Atari Fans Are Pissed About Its $1000 XP 50 Collection 1
Image: Atari

Update [Thu 16th May, 2024 13:10 BST]: An Atari representative has responded to reports that two titles in its $1000 50th-anniversary box set are defective.

The posts on Atari Age read as follows:

We have two reported instances of a Haunted House cartridge not working. We cannot confirm why these two carts did not work, it could have been an assembly issue (the XP carts are all hand assembled) or a faulty PCB. Contrary to some speculation, the PCBs were not installed backwards (not really possible on the Limited Edition carts). So this does not seem to be a wide-spread problem. One customer had their cartridge replaced, and we are in contact with the remaining affected customer and will sort this out. That said, it has taken too long for us to resolve that last issue so we deserve some criticism for that.

I do suspect that there might be a larger issue with the Crystal Castles cartridges. The nature of the reports we are getting suggests that a larger number of those carts may indeed have a problem. The code is fine (we double-checked the ROM), but the game is behaving erratically for some users. We haven't been able to isolate the issue to our satisfaction yet, but we have a working theory and we expect a more concrete answer soon. Once we know what we are dealing with we will figure out next steps.

The article and some of the videos that have been posted on this topic have an expected mix of accurate and inaccurate information. Our customer service team has replaced non-working cartridges (not many frankly). Unfortunately that wasn't a useful solution for some people with wonky Crystal Castles cartridges. When we ran out of stock they offered refunds. But we understand that collectors would prefer to hold onto their special editions, especially when it means keeping a complete set together, so a refund isn't a great resolution.
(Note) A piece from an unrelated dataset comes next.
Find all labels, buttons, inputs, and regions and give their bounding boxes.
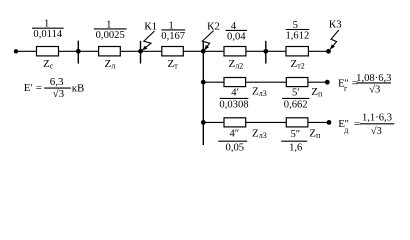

We are continuing to work towards a better solution.


Original Story [Sat 11th May, 2024 20:00 BST]: Back in 2023, Atari released a 50th-anniversary box set which cost $1000 and included 10 Atari VCS / 2600 carts: Adventure, Missile Command, Warlords, Super Breakout, Crystal Castles, Haunted House, Yars’ Revenge, Centipede, Asteroids and Gravitar.

As you can imagine, with a pack with that kind of value, many people who picked it up decided to keep it sealed and place it on the shelf – but those who decided to open it up and actually play the games were in for a nasty surprise.

According to Scot 'Cear Dragon' Clark, the copy of Crystal Castles which ships with the collection is "totally bug-ridden and unplayable", while some copies of Haunted House have the PCB installed backwards – an issue which previously happened with some of Atari's other stand-alone XP releases.

"This is insane," adds Clark. "A collection costing over $1000 shipped with 1 to 2 broken games. Worse still, Atari's official statement via customer support is that fans can never have working carts, and to get their money back, have to ship back the two middle boxes for an incomplete collection."

He adds that Atari's response to this issue has been poor, to say the least. "No one seems to care. Atari's CEO is deaf on Twitter, customer support has taken almost a year just to tell us they will never ship working cartridges."

Another Twitter user adds: "The whole XP cartridge thing has been extremely frustrating. Waiting up to a year after payment for the finished product (it took OVER ONE YEAR for me to receive Adventure) and 2 defective games that will never be fixed… seems more like an amateurish Kickstarter campaign."